Zu Hause angekommen begrüßte sie zuerst ihr Schmusetiger. Dann zog sie ihr Haarband aus den Haaren, ihre goldblonden Locken fielen auf ihre Schultern. Sie bürstete die Haare und schaute dabei in den Spiegel. Sie hatte ein paar einzelne Sommersprossen auf der Nase und den Wangenknochen, ihre grünen Augen leuchteten wie Katzenaugen. Bei ihrer sportlich schlanken Figur und einer angenehmen Durchschnittsgröße konnte sie zum Glück alles tragen. Die meiste Kleindung bestelle sie im Internet und die Klamotten passten immer perfekt. Sie ging zu ihrem Kleiderschrank und zupfte bequeme Kleidung heraus. Ihr dunkelblauer Jogginganzug war dazu genau die richtige Wahl.

Anisha fütterte Purzel und gab ihm noch ein Extra-Leckerli, da er den ganzen Tag alleine war. Es tat ihr schon leid, dass sie auch den Sonntag für ihre Suche eingeplant hatte. Irgendwie kam ihr Katerchen reichlich kurz. Andererseits wollte Anisha auch nichts unversucht lassen, Emma zu finden.

Wieder versuchte Anisha Informationen aus dem Internet zu ziehen über mysteriöse Wälder oder verschwundene Kinder. Aber ihre Suche brachte sie nicht weiter.

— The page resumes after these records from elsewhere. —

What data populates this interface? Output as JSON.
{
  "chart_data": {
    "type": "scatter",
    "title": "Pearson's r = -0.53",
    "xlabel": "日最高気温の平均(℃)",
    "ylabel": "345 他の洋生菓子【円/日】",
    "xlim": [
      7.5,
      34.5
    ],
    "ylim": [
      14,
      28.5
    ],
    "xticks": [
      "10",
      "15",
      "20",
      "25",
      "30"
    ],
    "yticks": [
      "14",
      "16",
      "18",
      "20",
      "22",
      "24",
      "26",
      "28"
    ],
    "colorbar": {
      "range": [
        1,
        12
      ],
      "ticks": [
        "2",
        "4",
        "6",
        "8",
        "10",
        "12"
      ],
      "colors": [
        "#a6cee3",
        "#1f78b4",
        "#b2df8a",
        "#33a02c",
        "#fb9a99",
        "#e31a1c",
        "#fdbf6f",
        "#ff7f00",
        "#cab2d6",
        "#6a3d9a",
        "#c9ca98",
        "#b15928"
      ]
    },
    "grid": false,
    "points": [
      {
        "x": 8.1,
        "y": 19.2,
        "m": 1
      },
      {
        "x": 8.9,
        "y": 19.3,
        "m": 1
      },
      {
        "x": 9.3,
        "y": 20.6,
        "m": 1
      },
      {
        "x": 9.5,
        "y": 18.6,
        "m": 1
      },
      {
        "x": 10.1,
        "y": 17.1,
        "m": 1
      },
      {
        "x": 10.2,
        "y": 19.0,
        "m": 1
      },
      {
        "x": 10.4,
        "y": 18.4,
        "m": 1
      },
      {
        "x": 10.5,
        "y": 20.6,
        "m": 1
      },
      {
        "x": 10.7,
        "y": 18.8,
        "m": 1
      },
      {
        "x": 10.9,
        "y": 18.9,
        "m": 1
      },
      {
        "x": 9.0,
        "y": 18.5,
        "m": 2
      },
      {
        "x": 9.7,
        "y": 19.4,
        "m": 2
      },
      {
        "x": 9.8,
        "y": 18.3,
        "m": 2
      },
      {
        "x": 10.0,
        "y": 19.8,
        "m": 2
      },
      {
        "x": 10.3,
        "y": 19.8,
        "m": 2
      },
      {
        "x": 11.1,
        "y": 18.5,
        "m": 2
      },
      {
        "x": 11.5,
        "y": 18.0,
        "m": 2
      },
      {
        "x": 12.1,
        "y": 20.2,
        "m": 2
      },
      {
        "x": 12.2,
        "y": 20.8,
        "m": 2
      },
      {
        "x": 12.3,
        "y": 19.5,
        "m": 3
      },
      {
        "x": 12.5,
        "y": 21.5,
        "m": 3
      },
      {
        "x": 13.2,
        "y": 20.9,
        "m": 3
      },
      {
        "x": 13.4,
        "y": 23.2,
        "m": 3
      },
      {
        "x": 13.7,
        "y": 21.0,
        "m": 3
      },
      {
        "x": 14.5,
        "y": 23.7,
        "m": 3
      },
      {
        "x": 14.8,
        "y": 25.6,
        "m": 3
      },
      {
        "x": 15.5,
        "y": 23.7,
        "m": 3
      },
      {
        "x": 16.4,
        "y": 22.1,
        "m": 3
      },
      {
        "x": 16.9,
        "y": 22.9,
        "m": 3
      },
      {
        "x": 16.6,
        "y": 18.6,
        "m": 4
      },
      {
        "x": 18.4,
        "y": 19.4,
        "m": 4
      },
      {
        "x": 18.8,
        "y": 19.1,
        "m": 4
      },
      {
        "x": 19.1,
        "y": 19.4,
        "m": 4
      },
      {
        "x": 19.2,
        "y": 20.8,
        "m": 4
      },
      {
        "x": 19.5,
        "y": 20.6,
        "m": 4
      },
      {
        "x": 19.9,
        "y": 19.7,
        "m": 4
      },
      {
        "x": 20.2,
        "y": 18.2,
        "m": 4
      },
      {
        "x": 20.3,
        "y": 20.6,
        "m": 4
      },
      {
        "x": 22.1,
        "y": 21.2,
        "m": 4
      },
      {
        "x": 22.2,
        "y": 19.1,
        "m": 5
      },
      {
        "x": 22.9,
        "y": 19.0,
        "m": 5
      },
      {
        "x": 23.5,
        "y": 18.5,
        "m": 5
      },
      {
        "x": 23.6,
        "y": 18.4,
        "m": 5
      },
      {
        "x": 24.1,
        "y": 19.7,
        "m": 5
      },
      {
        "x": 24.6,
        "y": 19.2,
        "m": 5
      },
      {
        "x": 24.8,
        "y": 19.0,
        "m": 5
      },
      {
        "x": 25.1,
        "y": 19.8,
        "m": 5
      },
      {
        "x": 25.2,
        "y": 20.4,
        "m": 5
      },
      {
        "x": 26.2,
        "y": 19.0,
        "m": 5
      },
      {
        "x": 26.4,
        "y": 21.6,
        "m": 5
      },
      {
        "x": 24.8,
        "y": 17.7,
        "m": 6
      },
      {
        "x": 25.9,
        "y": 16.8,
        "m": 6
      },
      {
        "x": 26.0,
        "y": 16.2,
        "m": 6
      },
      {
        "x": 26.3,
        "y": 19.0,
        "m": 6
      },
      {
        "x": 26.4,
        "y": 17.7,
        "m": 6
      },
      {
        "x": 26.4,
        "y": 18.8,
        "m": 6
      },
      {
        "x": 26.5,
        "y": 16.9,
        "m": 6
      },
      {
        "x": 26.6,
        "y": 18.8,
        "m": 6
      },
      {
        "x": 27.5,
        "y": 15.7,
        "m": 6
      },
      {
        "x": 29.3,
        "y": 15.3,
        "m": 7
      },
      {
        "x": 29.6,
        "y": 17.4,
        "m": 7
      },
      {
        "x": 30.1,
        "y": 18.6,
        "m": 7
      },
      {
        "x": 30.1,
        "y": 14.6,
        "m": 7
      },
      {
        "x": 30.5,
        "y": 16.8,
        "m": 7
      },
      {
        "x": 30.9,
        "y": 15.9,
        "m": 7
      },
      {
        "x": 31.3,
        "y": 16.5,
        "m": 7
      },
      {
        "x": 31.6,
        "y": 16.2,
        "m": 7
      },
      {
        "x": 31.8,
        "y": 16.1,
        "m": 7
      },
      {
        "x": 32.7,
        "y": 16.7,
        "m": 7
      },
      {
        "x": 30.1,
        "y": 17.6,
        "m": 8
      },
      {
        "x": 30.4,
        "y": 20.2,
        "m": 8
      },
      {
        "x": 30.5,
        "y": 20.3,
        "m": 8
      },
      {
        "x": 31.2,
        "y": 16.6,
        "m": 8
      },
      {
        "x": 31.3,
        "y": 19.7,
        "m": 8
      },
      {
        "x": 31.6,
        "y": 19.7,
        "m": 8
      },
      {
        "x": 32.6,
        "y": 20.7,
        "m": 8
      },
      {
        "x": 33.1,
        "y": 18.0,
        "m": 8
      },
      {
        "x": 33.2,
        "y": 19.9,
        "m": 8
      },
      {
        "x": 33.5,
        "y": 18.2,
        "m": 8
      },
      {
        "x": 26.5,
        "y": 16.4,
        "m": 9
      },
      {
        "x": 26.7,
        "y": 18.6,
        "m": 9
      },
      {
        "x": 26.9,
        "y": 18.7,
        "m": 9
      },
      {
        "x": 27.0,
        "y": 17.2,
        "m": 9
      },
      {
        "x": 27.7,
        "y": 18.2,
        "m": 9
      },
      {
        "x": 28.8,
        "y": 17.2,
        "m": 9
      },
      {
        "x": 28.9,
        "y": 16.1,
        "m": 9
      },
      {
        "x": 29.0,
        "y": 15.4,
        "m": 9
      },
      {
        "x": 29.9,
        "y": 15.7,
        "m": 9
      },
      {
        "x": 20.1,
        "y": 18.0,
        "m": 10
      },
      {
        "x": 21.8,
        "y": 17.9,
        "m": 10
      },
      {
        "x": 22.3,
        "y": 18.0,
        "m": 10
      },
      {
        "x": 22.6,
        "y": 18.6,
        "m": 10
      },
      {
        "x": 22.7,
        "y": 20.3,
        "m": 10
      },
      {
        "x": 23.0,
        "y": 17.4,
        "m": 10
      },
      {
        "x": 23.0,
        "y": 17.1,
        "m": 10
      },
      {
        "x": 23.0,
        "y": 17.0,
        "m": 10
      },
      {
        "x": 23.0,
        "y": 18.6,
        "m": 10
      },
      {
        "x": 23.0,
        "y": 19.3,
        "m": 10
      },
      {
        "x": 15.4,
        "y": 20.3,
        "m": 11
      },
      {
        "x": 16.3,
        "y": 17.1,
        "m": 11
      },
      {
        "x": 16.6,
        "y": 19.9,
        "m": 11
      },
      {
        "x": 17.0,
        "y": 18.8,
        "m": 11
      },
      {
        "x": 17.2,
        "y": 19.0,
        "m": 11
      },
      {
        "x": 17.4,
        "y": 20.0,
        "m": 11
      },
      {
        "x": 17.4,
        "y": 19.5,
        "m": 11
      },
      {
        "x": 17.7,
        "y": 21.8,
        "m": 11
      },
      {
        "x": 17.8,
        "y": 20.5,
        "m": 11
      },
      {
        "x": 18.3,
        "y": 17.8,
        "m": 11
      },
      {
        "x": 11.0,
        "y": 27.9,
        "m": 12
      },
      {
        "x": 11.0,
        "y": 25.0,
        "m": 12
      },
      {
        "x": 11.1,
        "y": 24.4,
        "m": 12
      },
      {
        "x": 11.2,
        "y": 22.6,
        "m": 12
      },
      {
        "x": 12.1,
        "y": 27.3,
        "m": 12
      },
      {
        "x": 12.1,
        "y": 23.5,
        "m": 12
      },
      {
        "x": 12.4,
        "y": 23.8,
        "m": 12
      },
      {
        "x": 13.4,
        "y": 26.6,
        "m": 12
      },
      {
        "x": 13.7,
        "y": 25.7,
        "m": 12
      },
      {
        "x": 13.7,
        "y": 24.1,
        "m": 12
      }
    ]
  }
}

Sie war sehr neugierig was sie am nächsten Tag erwarten würde und war gespannt, ob dann erneut eine Veränderung im Bild stattgefunden hatte. Obwohl sie nicht sicher war, ob sie die ausgedruckten Fotos dort hinterlassen wollte, legte sie die wieder mit ihren Sachen zusammen und wollte sie zumindest mitnehmen. Sie sprang schnell unter die Dusche, kümmerte sich um die restliche abendliche Körperpflege und kroch ins Bett. Sie hoffte, dass sie diesmal besser schlafen würde und von unheimlichen Träumen verschont bleiben würde.